Cassidy Johnson, 11, grooms a horse at Willowbrooke Farm in Plymouth last month for the Detroit Horse Power program. Photos: Courtesy of Lon Horwedel via the Kresge Foundation
New grants are helping a local nonprofit get closer to opening a 20-horse equestrian center on an unused old school site.
Why it matters: Detroit is grappling with how to best use space left over from widespread demolitions.
- David Silver, a former local public school teacher who started Detroit Horse Power (DHP) in 2015, calls the project an "out-of-the-box reuse" of vacant land.

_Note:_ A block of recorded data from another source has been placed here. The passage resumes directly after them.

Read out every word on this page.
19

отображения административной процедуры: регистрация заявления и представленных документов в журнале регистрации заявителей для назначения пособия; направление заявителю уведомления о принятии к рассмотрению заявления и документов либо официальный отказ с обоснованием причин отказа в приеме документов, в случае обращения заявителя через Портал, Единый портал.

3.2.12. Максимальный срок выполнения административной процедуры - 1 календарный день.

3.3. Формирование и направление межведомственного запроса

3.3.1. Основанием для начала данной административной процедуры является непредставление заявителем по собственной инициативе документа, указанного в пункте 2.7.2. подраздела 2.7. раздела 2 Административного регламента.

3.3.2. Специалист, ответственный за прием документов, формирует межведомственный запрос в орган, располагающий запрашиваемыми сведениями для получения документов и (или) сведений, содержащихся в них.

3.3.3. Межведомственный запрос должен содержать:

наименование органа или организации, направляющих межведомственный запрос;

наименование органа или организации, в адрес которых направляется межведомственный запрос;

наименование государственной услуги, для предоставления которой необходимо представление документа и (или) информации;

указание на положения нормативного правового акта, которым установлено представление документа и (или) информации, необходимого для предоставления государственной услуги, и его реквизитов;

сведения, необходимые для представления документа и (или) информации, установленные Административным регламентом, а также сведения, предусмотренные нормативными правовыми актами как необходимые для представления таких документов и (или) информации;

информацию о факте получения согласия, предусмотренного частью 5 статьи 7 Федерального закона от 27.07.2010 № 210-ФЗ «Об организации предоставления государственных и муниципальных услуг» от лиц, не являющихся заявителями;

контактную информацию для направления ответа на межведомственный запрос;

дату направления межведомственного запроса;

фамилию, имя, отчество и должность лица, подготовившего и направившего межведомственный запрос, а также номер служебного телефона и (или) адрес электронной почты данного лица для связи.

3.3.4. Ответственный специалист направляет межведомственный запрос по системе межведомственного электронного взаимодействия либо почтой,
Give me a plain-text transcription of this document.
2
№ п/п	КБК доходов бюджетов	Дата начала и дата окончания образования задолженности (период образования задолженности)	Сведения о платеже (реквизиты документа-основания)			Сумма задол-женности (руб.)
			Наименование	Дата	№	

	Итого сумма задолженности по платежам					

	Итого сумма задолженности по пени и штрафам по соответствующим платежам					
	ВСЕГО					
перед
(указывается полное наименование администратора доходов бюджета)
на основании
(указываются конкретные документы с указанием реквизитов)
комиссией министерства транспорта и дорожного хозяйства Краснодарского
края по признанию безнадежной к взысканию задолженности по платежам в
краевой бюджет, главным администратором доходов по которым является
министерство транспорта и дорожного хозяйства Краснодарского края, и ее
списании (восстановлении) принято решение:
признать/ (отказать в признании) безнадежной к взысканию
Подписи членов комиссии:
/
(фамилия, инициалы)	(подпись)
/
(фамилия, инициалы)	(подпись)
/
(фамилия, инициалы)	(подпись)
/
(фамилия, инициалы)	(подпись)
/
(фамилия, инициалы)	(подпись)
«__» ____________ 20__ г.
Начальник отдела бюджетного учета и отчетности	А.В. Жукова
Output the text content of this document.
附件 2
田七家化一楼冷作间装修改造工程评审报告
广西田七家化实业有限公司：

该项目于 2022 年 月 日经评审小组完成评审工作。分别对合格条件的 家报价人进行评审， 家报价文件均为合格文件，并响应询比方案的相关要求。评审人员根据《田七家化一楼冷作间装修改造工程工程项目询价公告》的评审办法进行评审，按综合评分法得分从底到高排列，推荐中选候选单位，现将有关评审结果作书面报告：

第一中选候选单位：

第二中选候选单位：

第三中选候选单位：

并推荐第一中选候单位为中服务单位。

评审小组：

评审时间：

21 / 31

- The organization teaches perseverance, empathy, "responsible risk-taking" and other "critical character skills" through riding and caring for horses, Silver tells Axios.
How it works: The nonprofit averages 100 11- to 18-year-old students per summer for its free weeklong camps.

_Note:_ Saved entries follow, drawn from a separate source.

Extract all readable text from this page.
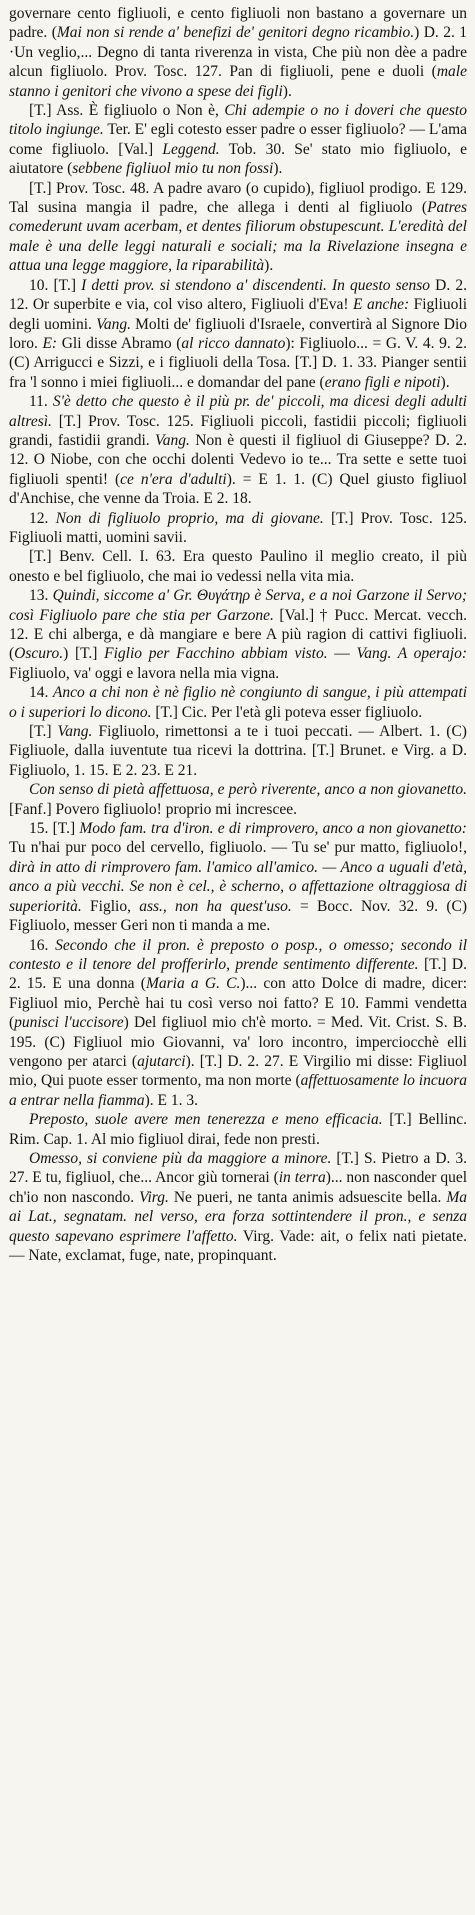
governare cento figliuoli, e cento figliuoli non bastano a governare un padre. (Mai non si rende a' benefizi de' genitori degno ricambio.) D. 2. 1 ·Un veglio,... Degno di tanta riverenza in vista, Che più non dèe a padre alcun figliuolo. Prov. Tosc. 127. Pan di figliuoli, pene e duoli (male stanno i genitori che vivono a spese dei figli).

[T.] Ass. È figliuolo o Non è, Chi adempie o no i doveri che questo titolo ingiunge. Ter. E' egli cotesto esser padre o esser figliuolo? — L'ama come figliuolo. [Val.] Leggend. Tob. 30. Se' stato mio figliuolo, e aiutatore (sebbene figliuol mio tu non fossi).

[T.] Prov. Tosc. 48. A padre avaro (o cupido), figliuol prodigo. E 129. Tal susina mangia il padre, che allega i denti al figliuolo (Patres comederunt uvam acerbam, et dentes filiorum obstupescunt. L'eredità del male è una delle leggi naturali e sociali; ma la Rivelazione insegna e attua una legge maggiore, la riparabilità).

10. [T.] I detti prov. si stendono a' discendenti. In questo senso D. 2. 12. Or superbite e via, col viso altero, Figliuoli d'Eva! E anche: Figliuoli degli uomini. Vang. Molti de' figliuoli d'Israele, convertirà al Signore Dio loro. E: Gli disse Abramo (al ricco dannato): Figliuolo... = G. V. 4. 9. 2. (C) Arrigucci e Sizzi, e i figliuoli della Tosa. [T.] D. 1. 33. Pianger sentii fra 'l sonno i miei figliuoli... e domandar del pane (erano figli e nipoti).

11. S'è detto che questo è il più pr. de' piccoli, ma dicesi degli adulti altresì. [T.] Prov. Tosc. 125. Figliuoli piccoli, fastidii piccoli; figliuoli grandi, fastidii grandi. Vang. Non è questi il figliuol di Giuseppe? D. 2. 12. O Niobe, con che occhi dolenti Vedevo io te... Tra sette e sette tuoi figliuoli spenti! (ce n'era d'adulti). = E 1. 1. (C) Quel giusto figliuol d'Anchise, che venne da Troia. E 2. 18.

12. Non di figliuolo proprio, ma di giovane. [T.] Prov. Tosc. 125. Figliuoli matti, uomini savii.

[T.] Benv. Cell. I. 63. Era questo Paulino il meglio creato, il più onesto e bel figliuolo, che mai io vedessi nella vita mia.

13. Quindi, siccome a' Gr. Θυγάτηρ è Serva, e a noi Garzone il Servo; così Figliuolo pare che stia per Garzone. [Val.] † Pucc. Mercat. vecch. 12. E chi alberga, e dà mangiare e bere A più ragion di cattivi figliuoli. (Oscuro.) [T.] Figlio per Facchino abbiam visto. — Vang. A operajo: Figliuolo, va' oggi e lavora nella mia vigna.

14. Anco a chi non è nè figlio nè congiunto di sangue, i più attempati o i superiori lo dicono. [T.] Cic. Per l'età gli poteva esser figliuolo.

[T.] Vang. Figliuolo, rimettonsi a te i tuoi peccati. — Albert. 1. (C) Figliuole, dalla iuventute tua ricevi la dottrina. [T.] Brunet. e Virg. a D. Figliuolo, 1. 15. E 2. 23. E 21.

Con senso di pietà affettuosa, e però riverente, anco a non giovanetto. [Fanf.] Povero figliuolo! proprio mi increscee.

15. [T.] Modo fam. tra d'iron. e di rimprovero, anco a non giovanetto: Tu n'hai pur poco del cervello, figliuolo. — Tu se' pur matto, figliuolo!, dirà in atto di rimprovero fam. l'amico all'amico. — Anco a uguali d'età, anco a più vecchi. Se non è cel., è scherno, o affettazione oltraggiosa di superiorità. Figlio, ass., non ha quest'uso. = Bocc. Nov. 32. 9. (C) Figliuolo, messer Geri non ti manda a me.

16. Secondo che il pron. è preposto o posp., o omesso; secondo il contesto e il tenore del profferirlo, prende sentimento differente. [T.] D. 2. 15. E una donna (Maria a G. C.)... con atto Dolce di madre, dicer: Figliuol mio, Perchè hai tu così verso noi fatto? E 10. Fammi vendetta (punisci l'uccisore) Del figliuol mio ch'è morto. = Med. Vit. Crist. S. B. 195. (C) Figliuol mio Giovanni, va' loro incontro, imperciocchè elli vengono per atarci (ajutarci). [T.] D. 2. 27. E Virgilio mi disse: Figliuol mio, Qui puote esser tormento, ma non morte (affettuosamente lo incuora a entrar nella fiamma). E 1. 3.

Preposto, suole avere men tenerezza e meno efficacia. [T.] Bellinc. Rim. Cap. 1. Al mio figliuol dirai, fede non presti.

Omesso, si conviene più da maggiore a minore. [T.] S. Pietro a D. 3. 27. E tu, figliuol, che... Ancor giù tornerai (in terra)... non nasconder quel ch'io non nascondo. Virg. Ne pueri, ne tanta animis adsuescite bella. Ma ai Lat., segnatam. nel verso, era forza sottintendere il pron., e senza questo sapevano esprimere l'affetto. Virg. Vade: ait, o felix nati pietate. — Nate, exclamat, fuge, nate, propinquant.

- DHP also hosts an October-May after-school program teaching social-emotional skills sans horses, plus weekend trips to barns.
Between the lines: Students learn to ride and lead horses, but also about their nutrition, related careers and how their emotions and actions affect the animals.

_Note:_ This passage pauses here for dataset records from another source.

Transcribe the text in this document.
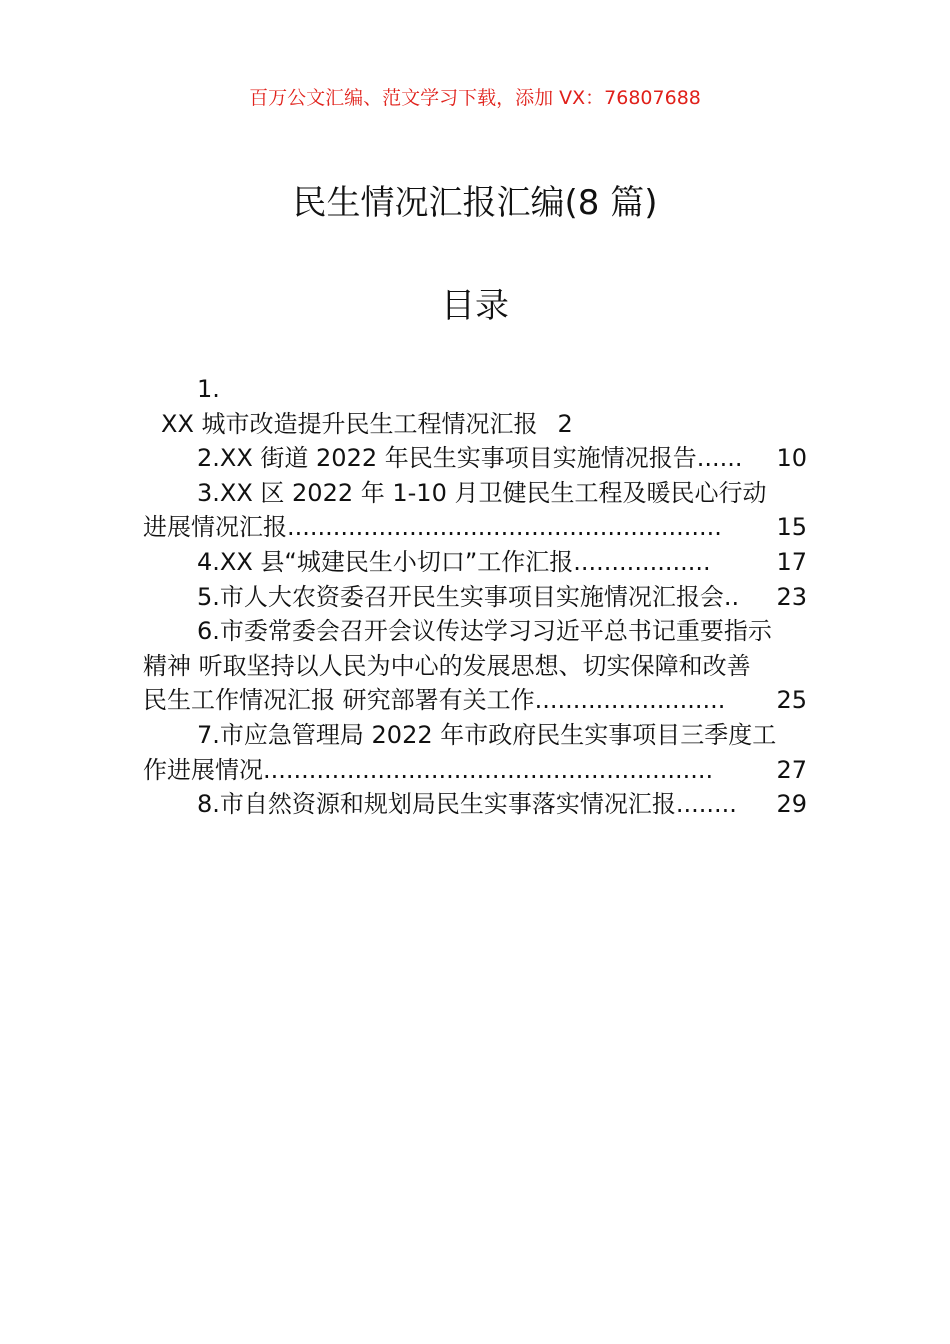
百万公文汇编、范文学习下载，添加 VX：76807688
民生情况汇报汇编(8 篇)
目录
1.
XX 城市改造提升民生工程情况汇报 2
2.XX 街道 2022 年民生实事项目实施情况报告 ......	10
3.XX 区 2022 年 1-10 月卫健民生工程及暖民心行动
进展情况汇报 .........................................................	15
4.XX 县“城建民生小切口”工作汇报 ..................	17
5.市人大农资委召开民生实事项目实施情况汇报会 ..	23
6.市委常委会召开会议传达学习习近平总书记重要指示
精神 听取坚持以人民为中心的发展思想、切实保障和改善
民生工作情况汇报 研究部署有关工作 .........................	25
7.市应急管理局 2022 年市政府民生实事项目三季度工
作进展情况 ...........................................................	27
8.市自然资源和规划局民生实事落实情况汇报 ........	29
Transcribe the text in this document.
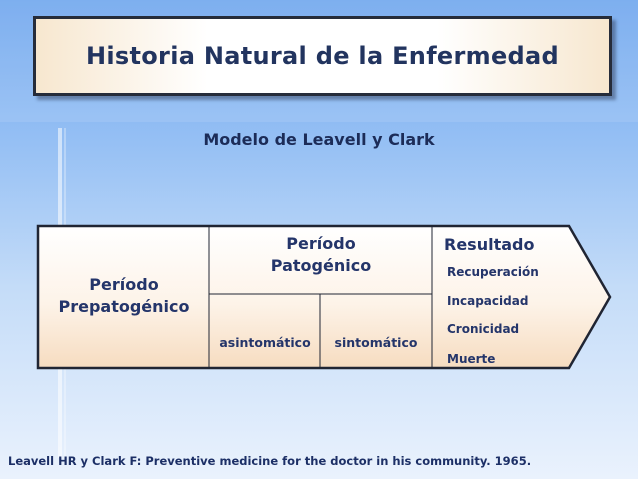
Historia Natural de la Enfermedad
Modelo de Leavell y Clark
Período
Prepatogénico
Período
Patogénico
asintomático	sintomático
Resultado
Recuperación
Incapacidad
Cronicidad
Muerte
Leavell HR y Clark F: Preventive medicine for the doctor in his community. 1965.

- "When students are riding, we talk a lot about your posture, your attitude, self-belief to control a 1,200-pound animal's speed and direction," Silver says.

State of play: DHP buses participants as far as Saline and Holly to partner barns for the summer camps.
- With all the travel, it doesn't have the capacity to take on more participants — but with its own campus, it could serve hundreds more.
- The nonprofit has around $4.3 million toward the $8.1 million cost. It aims to break ground within a year on a campus with classrooms, stables, an indoor arena, outdoor riding area and pastures on 14 acres leased from the Detroit Public Schools Community District in the Hope Village neighborhood.
- The Kresge Foundation announced last week it granted the nonprofit $500,000. Another $400,000 comes from an anonymous donor and $1.8 million from the state.
What they're saying: Jeffrey Jones, executive director of nearby Hope Village Revitalization, tells Axios the stable will be a "game-changer" for the community.
- The lifelong neighborhood resident and DHP board member says the organization has "been here" getting buy-in and feedback from the neighborhood, "they didn't just helicopter in."
The bottom line: Past participant DaVion Sherman said in the Kresge news release: "It's amazing … It's like you're on a different playing field, like you're in a different dimension."